Vous venez en effet de lancer EQT Nexus au printemps dernier pour jouer un rôle clé dans ce mouvement. Quelle en est plus exactement la stratégie?
Nous entretenons d’excellentes relations avec les gestionnaires de fortune. Avec le temps, beaucoup nous ont exprimé leur souhait de disposer de solutions private markets plus liquides de manière à en faire profiter un plus grand nombre de leurs clients. C’est ce qui a initié le lancement de EQT Nexus. Nous voulions répondre à cette demande. Pour ce qui est de la stratégie à proprement parler, nous allons mettre l’accent sur l’éducation et la formation, autant auprès des clients que des gérants dans la mesure où ce sont eux qui assureront les relais.
Il s’agit donc d’une stratégie B2B2C…
Oui, il très important pour nous que le produit soit consommé de la bonne façon. Les clients doivent bien en comprendre le mode d’emploi, les barrières, les contraintes et c’est là que leur gestionnaire est appelé à jouer un rôle clé.

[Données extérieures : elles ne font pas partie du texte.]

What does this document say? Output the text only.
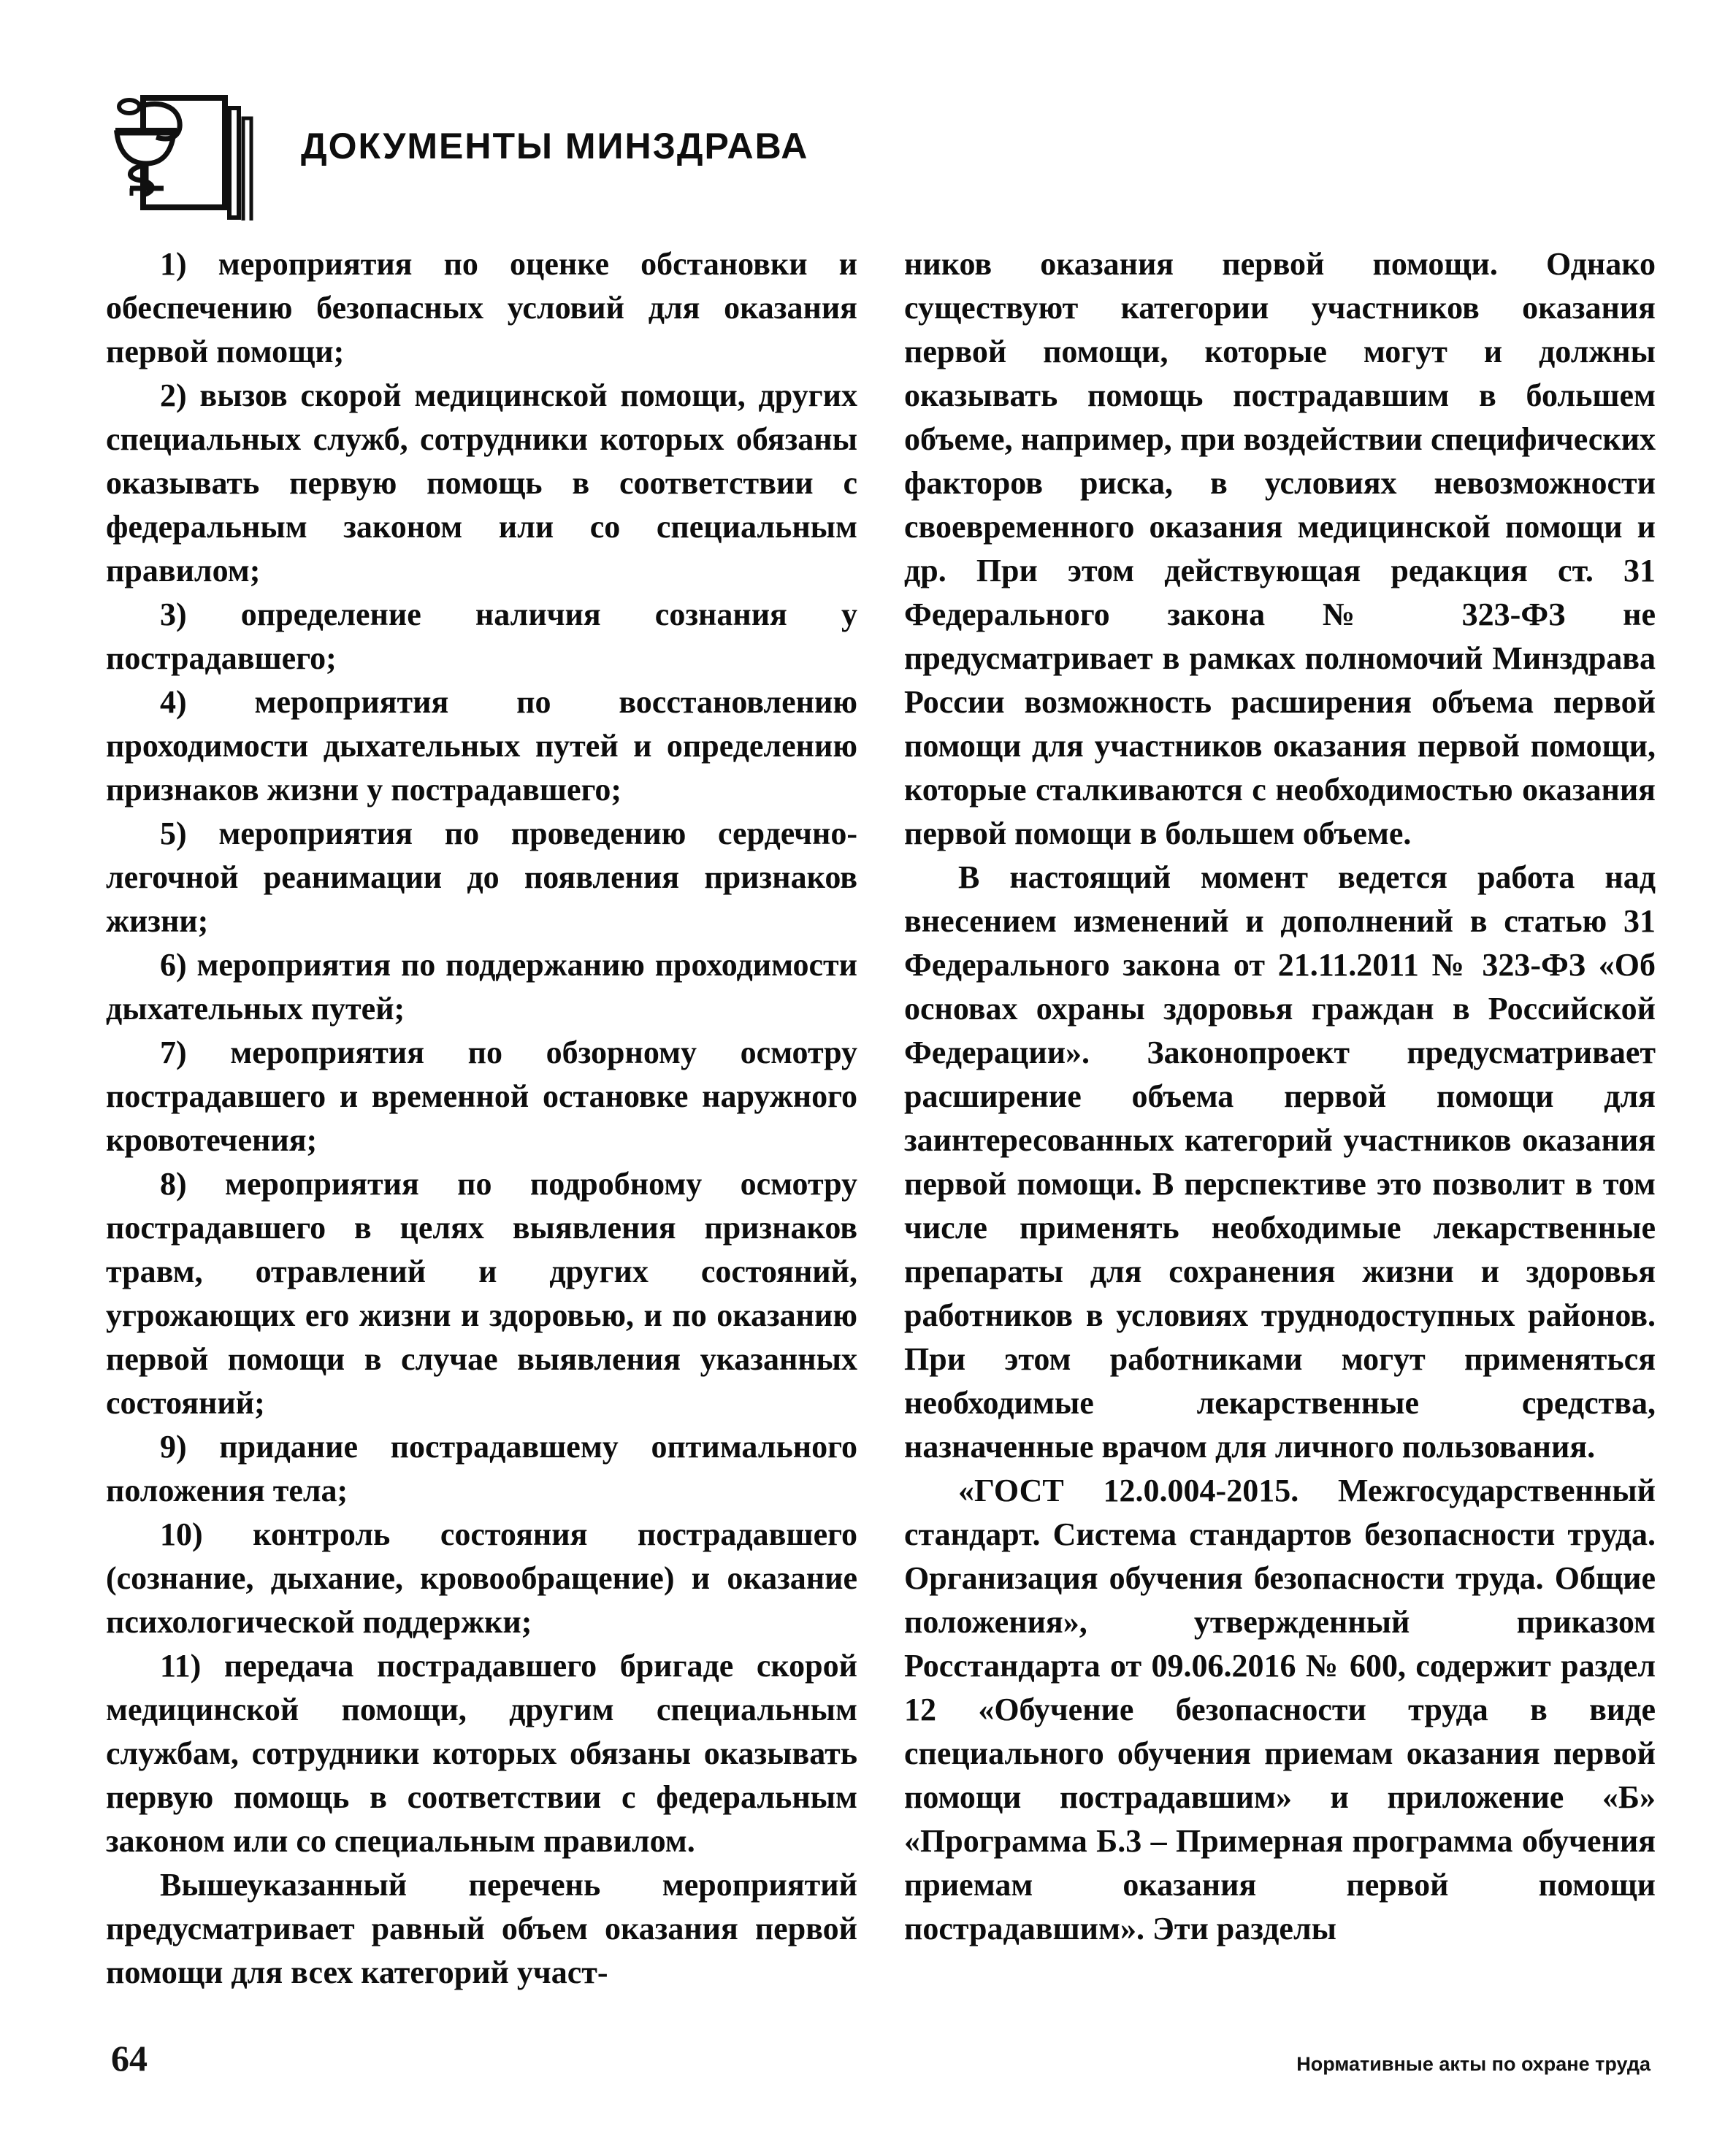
ДОКУМЕНТЫ МИНЗДРАВА

1) мероприятия по оценке обстановки и обеспечению безопасных условий для оказания первой помощи;

2) вызов скорой медицинской помощи, других специальных служб, сотрудники которых обязаны оказывать первую помощь в соответствии с федеральным законом или со специальным правилом;

3) определение наличия сознания у пострадавшего;

4) мероприятия по восстановлению проходимости дыхательных путей и определению признаков жизни у пострадавшего;

5) мероприятия по проведению сердечно-легочной реанимации до появления признаков жизни;

6) мероприятия по поддержанию проходимости дыхательных путей;

7) мероприятия по обзорному осмотру пострадавшего и временной остановке наружного кровотечения;

8) мероприятия по подробному осмотру пострадавшего в целях выявления признаков травм, отравлений и других состояний, угрожающих его жизни и здоровью, и по оказанию первой помощи в случае выявления указанных состояний;

9) придание пострадавшему оптимального положения тела;

10) контроль состояния пострадавшего (сознание, дыхание, кровообращение) и оказание психологической поддержки;

11) передача пострадавшего бригаде скорой медицинской помощи, другим специальным службам, сотрудники которых обязаны оказывать первую помощь в соответствии с федеральным законом или со специальным правилом.

Вышеуказанный перечень мероприятий предусматривает равный объем оказания первой помощи для всех категорий участ-

ников оказания первой помощи. Однако существуют категории участников оказания первой помощи, которые могут и должны оказывать помощь пострадавшим в большем объеме, например, при воздействии специфических факторов риска, в условиях невозможности своевременного оказания медицинской помощи и др. При этом действующая редакция ст. 31 Федерального закона № 323-ФЗ не предусматривает в рамках полномочий Минздрава России возможность расширения объема первой помощи для участников оказания первой помощи, которые сталкиваются с необходимостью оказания первой помощи в большем объеме.

В настоящий момент ведется работа над внесением изменений и дополнений в статью 31 Федерального закона от 21.11.2011 № 323-ФЗ «Об основах охраны здоровья граждан в Российской Федерации». Законопроект предусматривает расширение объема первой помощи для заинтересованных категорий участников оказания первой помощи. В перспективе это позволит в том числе применять необходимые лекарственные препараты для сохранения жизни и здоровья работников в условиях труднодоступных районов. При этом работниками могут применяться необходимые лекарственные средства, назначенные врачом для личного пользования.

«ГОСТ 12.0.004-2015. Межгосударственный стандарт. Система стандартов безопасности труда. Организация обучения безопасности труда. Общие положения», утвержденный приказом Росстандарта от 09.06.2016 № 600, содержит раздел 12 «Обучение безопасности труда в виде специального обучения приемам оказания первой помощи пострадавшим» и приложение «Б» «Программа Б.3 – Примерная программа обучения приемам оказания первой помощи пострадавшим». Эти разделы

64	Нормативные акты по охране труда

Comment EQT se positionne en Suisse ?
Initiée par la famille Wallenberg, EQT a été créée en 1994, à Stockholm. Depuis, l’entreprise s’est énormément développée. Nous avons des bureaux dans toute l’Europe, nous sommes présents dans 24 pays à travers le monde, nous gérons plus de 200 milliards d’euros que nous avons investis dans plus de 200 entreprises. Dans ce contexte, la Suisse est un marché essentiel pour nous. Christian Sinding , notre CEO, est d’ailleurs basé à Zurich, de même que Lennart Blecher, qui dirige chez nous le pôle Real Assets, et William Vettorato, le responsable du fonds Nexus. Leur présence ici à Zurich laisse clairement entendre que nous allons beaucoup nous investir en Suisse ces prochaines années.
Peter Beske Nielsen
EQT
Peter Beske Nielsen a rejoint EQT Partners à Copenhague en janvier 2021 en tant qu’associé. Il travaille au sein de l’équipe chargée des relations avec les clients et de la levée des capitaux. Il dirige également les initiatives d’EQT en matière de gestion privée.
Avant de rejoindre EQT Partners, Peter a occupé le poste de managing director chez BlackRock de 2006 à 2021, où il a rempli plusieurs fonctions. Il a eu entre autres la responsabilité EMEA du programme de partenariat stratégique et celle, à l’échelle mondiale, de la distribution des produits alternatifs. Au cours des 15 années passées chez BlackRock, il s’est partagé entre New York, Londres et Copenhague.